Lydia Chukovskaya (1907 - 1996) was of Jewish origin and was the daughter of a beloved writer of children’s books in Russia. Lydia married Matvei Bronstein, a promising young physicist. In the late 1930s, Bronstein was arrested as a part of Stalin’s purges, and was put to death as an enemy of the Communist Party. The government refused to give Lydia any information about her husband, and for a number of years, she did not know that her husband had been executed.

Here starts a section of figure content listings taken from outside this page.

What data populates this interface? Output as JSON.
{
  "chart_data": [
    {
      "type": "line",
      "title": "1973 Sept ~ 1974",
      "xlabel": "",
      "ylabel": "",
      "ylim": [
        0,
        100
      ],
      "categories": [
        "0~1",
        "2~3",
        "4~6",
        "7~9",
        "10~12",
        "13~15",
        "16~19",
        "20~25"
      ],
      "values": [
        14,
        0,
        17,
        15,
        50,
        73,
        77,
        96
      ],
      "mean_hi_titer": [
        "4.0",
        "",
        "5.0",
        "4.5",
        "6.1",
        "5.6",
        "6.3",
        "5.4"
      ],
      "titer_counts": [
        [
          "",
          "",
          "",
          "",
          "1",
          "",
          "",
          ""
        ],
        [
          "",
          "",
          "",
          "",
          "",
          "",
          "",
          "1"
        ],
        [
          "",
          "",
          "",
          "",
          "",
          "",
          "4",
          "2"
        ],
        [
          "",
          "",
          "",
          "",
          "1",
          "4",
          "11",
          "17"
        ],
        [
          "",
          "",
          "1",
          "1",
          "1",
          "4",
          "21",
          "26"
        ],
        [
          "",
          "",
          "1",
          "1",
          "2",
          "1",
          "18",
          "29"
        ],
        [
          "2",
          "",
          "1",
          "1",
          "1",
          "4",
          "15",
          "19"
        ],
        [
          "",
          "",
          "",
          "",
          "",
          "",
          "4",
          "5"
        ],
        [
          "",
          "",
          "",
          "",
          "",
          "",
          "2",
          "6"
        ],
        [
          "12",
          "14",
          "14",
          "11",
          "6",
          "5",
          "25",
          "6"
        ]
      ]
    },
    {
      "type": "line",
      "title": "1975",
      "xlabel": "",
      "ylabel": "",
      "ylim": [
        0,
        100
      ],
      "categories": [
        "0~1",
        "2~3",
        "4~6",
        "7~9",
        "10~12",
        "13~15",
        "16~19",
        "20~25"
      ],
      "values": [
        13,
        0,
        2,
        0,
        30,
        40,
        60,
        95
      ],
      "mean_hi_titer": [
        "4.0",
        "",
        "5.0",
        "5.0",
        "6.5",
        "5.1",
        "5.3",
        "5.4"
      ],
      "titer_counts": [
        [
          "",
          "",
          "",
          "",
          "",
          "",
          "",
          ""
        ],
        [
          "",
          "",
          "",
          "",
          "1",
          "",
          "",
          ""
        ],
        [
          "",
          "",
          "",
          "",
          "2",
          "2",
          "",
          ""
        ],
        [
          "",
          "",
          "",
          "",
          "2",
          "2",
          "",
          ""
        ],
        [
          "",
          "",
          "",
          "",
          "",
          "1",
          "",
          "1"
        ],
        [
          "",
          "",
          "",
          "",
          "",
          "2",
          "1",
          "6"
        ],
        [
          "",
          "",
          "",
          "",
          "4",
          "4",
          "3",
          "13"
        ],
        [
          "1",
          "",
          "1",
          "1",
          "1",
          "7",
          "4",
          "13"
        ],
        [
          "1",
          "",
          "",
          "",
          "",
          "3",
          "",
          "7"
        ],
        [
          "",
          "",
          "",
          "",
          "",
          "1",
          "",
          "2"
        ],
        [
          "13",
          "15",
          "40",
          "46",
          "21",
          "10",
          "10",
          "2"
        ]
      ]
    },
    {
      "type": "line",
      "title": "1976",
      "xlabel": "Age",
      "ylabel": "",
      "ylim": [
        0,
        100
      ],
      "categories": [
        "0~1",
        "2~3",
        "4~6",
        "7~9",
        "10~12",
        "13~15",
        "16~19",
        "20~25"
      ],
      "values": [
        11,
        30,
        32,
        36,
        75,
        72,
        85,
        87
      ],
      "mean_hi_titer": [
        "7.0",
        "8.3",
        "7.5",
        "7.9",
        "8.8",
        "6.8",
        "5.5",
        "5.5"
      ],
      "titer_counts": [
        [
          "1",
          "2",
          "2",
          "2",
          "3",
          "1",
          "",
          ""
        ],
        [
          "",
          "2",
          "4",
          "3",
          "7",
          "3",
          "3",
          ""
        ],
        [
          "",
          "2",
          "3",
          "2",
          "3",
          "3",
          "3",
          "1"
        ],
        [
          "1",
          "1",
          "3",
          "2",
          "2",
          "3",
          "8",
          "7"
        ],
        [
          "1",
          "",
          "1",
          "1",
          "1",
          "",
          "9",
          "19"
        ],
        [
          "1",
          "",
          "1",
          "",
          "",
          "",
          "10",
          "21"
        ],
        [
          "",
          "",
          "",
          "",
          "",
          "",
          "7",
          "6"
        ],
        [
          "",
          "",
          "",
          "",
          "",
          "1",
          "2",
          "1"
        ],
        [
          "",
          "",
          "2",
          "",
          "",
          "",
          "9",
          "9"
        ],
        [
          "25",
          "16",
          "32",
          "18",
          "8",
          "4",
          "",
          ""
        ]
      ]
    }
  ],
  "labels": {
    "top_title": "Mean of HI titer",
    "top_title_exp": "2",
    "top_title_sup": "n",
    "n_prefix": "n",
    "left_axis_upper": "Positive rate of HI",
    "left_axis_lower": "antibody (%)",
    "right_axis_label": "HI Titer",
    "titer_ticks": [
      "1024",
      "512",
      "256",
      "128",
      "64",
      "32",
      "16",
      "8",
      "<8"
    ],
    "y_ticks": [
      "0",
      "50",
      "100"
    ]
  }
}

Lydia Chukovskaya as a young woman.
Between 1939 and 1940, Chukovskaya wrote her most famous work, the novella Sofia Petrovna. Sofia Petrovna is the widow of a medical doctor. After the Communist Revolution, her apartment is confiscated by the government and divided up among several families. Sofia and her son, Kolya, live in a single room of their former house in Leningrad.
Lydia's husband, Matvei Bronstein, who was executed by the Stalinist Regime
Lydia Chukovskaya and her daughter in the 1940s.
Lydia Chukovskaya, the Soviet Dissident, in the mid 1960s
The picture of Soviet life under Stalin is fascinating. Religion has been banned, so Soviet citizens put up “New Year’s Trees” which are topped by a Red Star. The Christ child has been replaced by pictures of “the Child Lenin.” Children are given candy with a card which says “Thank You Comrade Stalin for giving us a Happy Childhood.”
The story of how Chukovskaya’s manuscript survived is just as interesting as the novella. After her husband’s arrest and execution, Lydia fled her home in Leningrad. The manuscript was hidden in a friend's house. The friend died of starvation during the German seige of Leningrad but the manuscript was discovered and was finally returned to Chuskovskaya after the war. During the political thaw introduced by Kruschev in the early sixties, Sofia Petrovna was prepared for publication. However, it was decided that enough anti-Stalin literature had been published and publication was tabled. A manuscript of the novel was smuggled out of the Soviet Union and was published by a French publisher without Chuskovskaya permission under the title “The Deserted House.”
Sofia Petrovna is a very good novel which deserves a wide readership and is a warning why we must be ever vigilant against tyranny.